I present the development of a polymer-based flexible microelectrode system, fabricated at the Institute for Technical Physics and Materials Science, RCNS, HAS. My goal was to create a combined sensor structure consisting of two main components: a needle-like microelectrode array for the measurement of extracellular signals and a sheet-like array attached perpendicularly to the axis of the needle for recording electrocorticographic (ECoG) signals from the brain surface.

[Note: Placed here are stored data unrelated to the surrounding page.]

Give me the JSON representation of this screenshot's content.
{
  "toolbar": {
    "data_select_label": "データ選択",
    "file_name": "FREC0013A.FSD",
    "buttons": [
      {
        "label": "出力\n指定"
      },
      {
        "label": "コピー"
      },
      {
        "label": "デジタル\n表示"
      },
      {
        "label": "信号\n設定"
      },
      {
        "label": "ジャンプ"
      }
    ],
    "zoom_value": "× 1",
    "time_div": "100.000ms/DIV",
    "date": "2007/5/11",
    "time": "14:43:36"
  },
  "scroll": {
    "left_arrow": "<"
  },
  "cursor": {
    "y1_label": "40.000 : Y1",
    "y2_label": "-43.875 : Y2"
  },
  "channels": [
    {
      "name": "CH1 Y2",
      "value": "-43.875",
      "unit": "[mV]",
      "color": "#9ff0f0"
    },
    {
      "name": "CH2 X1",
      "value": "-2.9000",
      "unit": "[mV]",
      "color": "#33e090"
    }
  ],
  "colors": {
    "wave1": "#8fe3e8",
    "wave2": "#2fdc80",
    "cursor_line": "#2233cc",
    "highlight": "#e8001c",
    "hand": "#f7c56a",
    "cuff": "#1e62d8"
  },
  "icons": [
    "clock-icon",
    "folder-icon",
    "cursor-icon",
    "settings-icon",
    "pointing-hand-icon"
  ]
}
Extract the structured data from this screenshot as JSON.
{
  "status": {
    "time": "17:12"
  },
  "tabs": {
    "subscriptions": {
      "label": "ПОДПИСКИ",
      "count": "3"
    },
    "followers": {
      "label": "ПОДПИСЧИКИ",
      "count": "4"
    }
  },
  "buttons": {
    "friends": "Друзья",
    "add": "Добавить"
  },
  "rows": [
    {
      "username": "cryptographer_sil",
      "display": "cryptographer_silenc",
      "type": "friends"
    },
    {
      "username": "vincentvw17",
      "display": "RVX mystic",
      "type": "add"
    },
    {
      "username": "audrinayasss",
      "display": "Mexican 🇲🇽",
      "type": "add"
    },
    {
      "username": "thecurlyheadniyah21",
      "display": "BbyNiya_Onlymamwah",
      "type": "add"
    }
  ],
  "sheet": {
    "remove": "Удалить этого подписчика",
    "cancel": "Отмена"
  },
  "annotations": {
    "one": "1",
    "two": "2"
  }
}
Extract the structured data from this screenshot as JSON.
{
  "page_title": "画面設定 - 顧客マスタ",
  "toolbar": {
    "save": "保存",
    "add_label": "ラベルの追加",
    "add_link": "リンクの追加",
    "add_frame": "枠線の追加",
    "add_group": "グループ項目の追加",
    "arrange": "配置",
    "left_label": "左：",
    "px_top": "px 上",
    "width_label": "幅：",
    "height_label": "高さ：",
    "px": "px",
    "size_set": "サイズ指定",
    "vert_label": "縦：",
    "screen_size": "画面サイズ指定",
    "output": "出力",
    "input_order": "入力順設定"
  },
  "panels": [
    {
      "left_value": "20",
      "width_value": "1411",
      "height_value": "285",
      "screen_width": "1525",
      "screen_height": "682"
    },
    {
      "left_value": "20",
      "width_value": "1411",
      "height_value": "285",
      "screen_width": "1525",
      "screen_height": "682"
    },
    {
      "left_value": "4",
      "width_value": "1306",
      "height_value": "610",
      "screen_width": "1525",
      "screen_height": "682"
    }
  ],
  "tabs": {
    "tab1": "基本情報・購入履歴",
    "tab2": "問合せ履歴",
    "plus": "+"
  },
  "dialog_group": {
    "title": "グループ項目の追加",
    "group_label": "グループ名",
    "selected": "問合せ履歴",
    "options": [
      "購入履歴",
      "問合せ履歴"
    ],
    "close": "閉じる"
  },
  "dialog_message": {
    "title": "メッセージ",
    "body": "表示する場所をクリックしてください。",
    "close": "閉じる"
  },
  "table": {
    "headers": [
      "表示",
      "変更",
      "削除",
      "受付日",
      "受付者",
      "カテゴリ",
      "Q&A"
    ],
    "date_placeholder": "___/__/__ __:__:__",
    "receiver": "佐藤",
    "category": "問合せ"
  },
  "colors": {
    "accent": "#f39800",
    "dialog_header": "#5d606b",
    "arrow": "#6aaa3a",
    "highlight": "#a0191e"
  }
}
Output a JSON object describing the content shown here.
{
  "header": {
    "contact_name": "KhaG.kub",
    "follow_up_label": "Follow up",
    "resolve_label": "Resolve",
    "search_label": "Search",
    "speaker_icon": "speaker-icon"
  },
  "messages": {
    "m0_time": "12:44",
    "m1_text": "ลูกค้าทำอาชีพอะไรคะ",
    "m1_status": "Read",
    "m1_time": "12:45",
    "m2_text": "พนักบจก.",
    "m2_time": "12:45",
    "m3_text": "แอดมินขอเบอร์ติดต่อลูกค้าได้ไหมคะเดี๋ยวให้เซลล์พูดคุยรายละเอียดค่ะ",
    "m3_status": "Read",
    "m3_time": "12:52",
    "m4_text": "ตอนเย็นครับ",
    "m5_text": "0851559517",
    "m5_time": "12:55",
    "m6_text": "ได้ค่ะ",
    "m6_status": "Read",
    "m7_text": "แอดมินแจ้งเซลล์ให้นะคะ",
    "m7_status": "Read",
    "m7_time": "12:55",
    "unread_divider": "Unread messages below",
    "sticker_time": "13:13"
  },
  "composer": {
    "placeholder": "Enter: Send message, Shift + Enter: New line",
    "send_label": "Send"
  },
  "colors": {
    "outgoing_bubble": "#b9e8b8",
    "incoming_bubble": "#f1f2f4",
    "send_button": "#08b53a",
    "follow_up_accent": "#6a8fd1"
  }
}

In the first part of the thesis I’m reviewing the biological background of neural activities and their measurement methods. In the second part I’m presenting the properties of the applied materials, the design of the electrode system and the steps of the microtechnological process flow, including fabrication of polyimide and SU-8 layers and platinum lift-off technology. Finally, I’m demonstrating the validation of the assembled devices with in vitro electrochemical impedance spectroscopic (EIS) measurements in physiological saline and with in vivo functionality tests, performed in rat neocortex.